Cinema 2011 #2: Gullivor's Travels

Playing catch-up to Facebook.









What's this? Jack Black as an underachieving ne'er-do-well slacker? Surrounded by people smaller than him, but with hearts just as big? With occasional interludes of popular soft-rock anthems from the 80s? Could it be... a sequel to the beloved School of Rock?!!

Alas, no. Seven years on from the halcyon days of Black's popster pedagogue and his once charismatic jolly loser has gained 10 lbs and is still floundering around doing nothing. This time round, Black plays Lemuel Gulliver, a long-suffering clerk in the mail room of The New York Tribune, who ends up sailing the Bermuda Triangle in an attempt to woo Amanda Peet's woman of his dreams.

Consequences and casting directors conspire to send him swiftly to Lilliput, where he encounters Tom Thumb-sized stars of the British comic circuit, game for an easy laugh and an easier pay cheque.

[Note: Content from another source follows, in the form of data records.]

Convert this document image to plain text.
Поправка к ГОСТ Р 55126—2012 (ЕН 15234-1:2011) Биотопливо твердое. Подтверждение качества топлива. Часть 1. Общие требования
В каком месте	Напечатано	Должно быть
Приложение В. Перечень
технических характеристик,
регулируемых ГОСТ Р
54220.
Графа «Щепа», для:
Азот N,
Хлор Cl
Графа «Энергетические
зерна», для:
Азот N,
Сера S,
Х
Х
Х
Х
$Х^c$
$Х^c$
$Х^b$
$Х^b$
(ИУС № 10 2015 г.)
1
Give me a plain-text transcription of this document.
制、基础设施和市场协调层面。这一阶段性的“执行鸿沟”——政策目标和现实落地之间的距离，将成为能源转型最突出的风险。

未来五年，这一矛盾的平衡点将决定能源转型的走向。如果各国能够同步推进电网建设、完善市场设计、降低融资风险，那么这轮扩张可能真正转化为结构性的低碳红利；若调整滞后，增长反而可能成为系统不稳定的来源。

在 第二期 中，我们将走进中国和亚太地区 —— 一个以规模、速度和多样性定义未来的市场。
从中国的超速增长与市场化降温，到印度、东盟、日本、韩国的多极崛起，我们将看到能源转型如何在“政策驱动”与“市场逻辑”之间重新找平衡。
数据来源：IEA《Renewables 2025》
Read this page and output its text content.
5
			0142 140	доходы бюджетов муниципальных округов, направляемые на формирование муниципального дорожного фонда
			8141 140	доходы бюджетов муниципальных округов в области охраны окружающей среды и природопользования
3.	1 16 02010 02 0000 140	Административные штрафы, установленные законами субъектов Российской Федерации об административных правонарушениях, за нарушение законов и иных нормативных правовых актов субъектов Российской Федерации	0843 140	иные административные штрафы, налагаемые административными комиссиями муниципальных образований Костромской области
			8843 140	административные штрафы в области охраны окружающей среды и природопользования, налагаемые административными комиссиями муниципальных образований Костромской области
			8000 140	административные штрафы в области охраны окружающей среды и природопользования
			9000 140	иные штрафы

Obviously this was never going to be life changing stuff, and ultimately whether you like this film depends on your tolerance for Jack Black's schtick. On the whole, I didn't think this was Black at his schtickhead's worst, for that see Year One, and the whole thing passes along at a reasonably pleasant pace. Catherine Tate is underused as a bitchy queen, Emily Blunt is admirable and does well in a role that mostly involves reacting to what the male characters around her do, and Jason Segel plumbs new discursive depths as the tallest limey in Lilliput.

I wouldn't seek it out, and certainly its 3D rendering adds nothing to the spectacle. But as a no frills no brainer, it passes muster.